HAH this is such a relevant Askreddit question for me right now. So when I was a child I used to spend my summers at a sleep-away camp. I did this for 9 summers and they were the best summers of my life. Ever since, I've been dreaming of the day that I can finally go back as staff and kind of revisit my childhood. As of about 6 months ago (a few weeks after my ex and I broke up), it had been 7 years since I've been to my childhood camp. I sent out an application and I was accepted; it was a dream come true, and I've been so excited for this summer ever since!
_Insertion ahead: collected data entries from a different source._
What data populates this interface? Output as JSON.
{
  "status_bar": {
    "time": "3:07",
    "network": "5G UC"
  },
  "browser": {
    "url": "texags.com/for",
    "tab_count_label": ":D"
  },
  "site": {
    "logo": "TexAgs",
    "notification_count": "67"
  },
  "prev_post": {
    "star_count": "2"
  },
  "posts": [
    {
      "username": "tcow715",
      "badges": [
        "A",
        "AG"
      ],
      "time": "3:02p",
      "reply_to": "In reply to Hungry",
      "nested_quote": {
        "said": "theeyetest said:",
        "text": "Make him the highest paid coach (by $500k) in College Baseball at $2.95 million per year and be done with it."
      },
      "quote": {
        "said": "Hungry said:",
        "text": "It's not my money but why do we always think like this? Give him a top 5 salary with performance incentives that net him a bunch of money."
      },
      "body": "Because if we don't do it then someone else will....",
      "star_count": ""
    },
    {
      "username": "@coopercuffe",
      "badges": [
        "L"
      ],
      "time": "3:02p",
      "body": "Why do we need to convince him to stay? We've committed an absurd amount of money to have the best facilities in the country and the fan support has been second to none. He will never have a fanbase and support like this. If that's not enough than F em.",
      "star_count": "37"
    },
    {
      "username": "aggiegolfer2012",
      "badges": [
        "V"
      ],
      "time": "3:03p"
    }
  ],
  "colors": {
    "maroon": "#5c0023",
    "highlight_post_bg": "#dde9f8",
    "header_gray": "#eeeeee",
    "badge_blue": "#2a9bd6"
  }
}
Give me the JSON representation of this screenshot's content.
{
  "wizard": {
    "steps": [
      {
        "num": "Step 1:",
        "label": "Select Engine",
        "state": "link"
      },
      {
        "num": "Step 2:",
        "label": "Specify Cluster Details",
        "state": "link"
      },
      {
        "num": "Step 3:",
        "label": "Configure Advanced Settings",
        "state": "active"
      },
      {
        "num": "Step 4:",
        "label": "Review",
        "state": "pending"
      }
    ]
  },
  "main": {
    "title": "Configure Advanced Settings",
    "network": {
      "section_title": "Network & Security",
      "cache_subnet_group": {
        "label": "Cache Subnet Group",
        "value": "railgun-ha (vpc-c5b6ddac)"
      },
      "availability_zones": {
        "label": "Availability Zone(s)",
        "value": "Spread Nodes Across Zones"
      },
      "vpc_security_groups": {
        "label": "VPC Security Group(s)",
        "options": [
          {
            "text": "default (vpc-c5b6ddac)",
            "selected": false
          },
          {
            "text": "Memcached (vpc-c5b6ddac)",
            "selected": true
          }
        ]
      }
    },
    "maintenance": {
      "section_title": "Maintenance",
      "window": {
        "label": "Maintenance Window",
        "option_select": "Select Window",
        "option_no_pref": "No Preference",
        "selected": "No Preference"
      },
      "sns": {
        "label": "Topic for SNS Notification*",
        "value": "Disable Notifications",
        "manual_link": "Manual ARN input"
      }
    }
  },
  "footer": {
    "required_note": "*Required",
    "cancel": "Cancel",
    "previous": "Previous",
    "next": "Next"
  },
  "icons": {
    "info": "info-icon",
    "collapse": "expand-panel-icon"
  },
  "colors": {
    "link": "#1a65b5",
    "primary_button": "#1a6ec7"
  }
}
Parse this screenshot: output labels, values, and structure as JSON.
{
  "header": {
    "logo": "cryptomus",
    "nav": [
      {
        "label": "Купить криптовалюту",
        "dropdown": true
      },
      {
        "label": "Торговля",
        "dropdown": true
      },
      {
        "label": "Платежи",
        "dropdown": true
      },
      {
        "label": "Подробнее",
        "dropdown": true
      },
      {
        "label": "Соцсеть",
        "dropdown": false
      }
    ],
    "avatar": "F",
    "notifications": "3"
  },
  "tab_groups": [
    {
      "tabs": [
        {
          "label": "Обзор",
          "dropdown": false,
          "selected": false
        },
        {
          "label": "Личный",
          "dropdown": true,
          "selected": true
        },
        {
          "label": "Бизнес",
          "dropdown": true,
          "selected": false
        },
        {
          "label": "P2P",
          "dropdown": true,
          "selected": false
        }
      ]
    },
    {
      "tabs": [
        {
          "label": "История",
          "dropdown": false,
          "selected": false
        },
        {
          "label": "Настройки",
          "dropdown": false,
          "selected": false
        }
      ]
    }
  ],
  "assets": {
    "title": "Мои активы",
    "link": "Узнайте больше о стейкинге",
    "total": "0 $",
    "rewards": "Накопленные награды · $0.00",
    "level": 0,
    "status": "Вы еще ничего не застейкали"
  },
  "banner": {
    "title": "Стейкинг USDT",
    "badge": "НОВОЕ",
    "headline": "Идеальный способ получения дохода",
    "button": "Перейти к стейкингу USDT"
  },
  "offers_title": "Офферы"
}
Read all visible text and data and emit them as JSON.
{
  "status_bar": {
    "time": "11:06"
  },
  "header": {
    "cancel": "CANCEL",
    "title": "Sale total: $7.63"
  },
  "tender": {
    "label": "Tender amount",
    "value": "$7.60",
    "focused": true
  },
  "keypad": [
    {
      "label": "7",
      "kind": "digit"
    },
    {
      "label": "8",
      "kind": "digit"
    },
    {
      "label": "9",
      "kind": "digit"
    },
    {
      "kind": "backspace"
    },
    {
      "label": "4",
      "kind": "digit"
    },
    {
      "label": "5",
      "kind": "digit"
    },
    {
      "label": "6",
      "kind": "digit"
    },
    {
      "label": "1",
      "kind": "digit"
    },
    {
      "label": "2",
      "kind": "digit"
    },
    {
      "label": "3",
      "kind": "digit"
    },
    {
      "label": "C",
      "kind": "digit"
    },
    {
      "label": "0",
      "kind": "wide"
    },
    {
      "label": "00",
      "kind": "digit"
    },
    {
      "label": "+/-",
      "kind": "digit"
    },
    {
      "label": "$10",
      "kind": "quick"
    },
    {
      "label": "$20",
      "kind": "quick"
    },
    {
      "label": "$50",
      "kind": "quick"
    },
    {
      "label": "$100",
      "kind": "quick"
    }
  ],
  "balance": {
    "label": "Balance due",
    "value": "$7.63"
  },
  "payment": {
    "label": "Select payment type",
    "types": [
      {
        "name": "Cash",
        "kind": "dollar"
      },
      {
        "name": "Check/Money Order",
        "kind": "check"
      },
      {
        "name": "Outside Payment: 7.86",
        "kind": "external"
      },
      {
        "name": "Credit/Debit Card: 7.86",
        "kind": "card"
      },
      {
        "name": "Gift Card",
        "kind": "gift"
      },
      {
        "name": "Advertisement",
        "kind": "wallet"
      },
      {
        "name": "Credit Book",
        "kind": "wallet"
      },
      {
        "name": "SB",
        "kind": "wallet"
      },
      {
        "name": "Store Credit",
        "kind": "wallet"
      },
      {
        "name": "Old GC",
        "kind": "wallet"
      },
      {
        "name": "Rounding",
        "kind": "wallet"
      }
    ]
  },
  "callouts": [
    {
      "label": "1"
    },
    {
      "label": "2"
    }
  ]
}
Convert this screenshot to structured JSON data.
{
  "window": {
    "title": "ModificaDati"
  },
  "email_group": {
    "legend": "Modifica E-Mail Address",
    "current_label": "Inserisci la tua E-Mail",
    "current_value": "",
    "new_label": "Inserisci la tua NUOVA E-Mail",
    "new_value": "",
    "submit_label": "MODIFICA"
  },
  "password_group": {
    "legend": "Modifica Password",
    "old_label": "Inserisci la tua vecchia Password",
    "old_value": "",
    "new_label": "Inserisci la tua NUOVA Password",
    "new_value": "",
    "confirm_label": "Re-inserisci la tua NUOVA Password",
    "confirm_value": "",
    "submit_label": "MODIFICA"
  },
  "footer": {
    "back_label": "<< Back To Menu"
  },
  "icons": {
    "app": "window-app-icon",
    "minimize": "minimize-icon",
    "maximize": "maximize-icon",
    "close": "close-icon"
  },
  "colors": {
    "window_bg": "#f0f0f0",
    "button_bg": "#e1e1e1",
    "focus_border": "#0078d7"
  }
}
Fast forward to about a week ago. My ex and I are on pretty good terms, and we've been talking to eachother often, but she informs me that she's trying to get a job at a summer camp... but not just any summer camp, she wants to come to mine. WTF. She asks if I'd be ok with her taking an interview and that if I say no she would absolutely drop the idea and look elsewhere. I politely tell her that I'm glad we're friends again and I enjoy seeing her, but I would be very uncomfortable with her taking the job and working at this camp with me, as it has pretty big potential to get weird. I also state that this place and this summer is very special to me, and that it's something I've been looking forward to it for the last 7 years, and I don't want to soil the experience by seeing my ex walking around. She says she understands and that she'll decline the offer. That's that.

Just ****ing yesterday, my ex calls me and tells me she had an interview anyways, they want to take her, and she wants to take the job. I have a 20-minute long argument with her about how she gave me her word that she wouldn't take the job, and how cruel it is of her to want to ruin this experience for me that I've been looking forward to for so long, and she basically takes the stance that "You don't understand what it's like, I'm living in the city and have to pay my own bills, and it's hard to support myself. I need this job. Etc." Basically she's trying to convince me that the job's more important to her than it is to me because it provides her a convenience. By the end of the conversation I was literally begging her, saying "please don't do this to me", shaking from tears, anger, and an immense feeling of betrayal, but she stayed firm in her decision and will most likely be taking the job. Been having to take Xanax to cope with the constant anxiety that my ex is about to ruin the summer that I've been waiting 7 years to experience.

TL;DR: Looking forward to revisiting my childhood this summer at my old sleep-away camp after 7 long years. My ex spontaneously informs me she'll be there with me, even though she had previously given me her word she wouldn't if her being there would make me uncomfortable.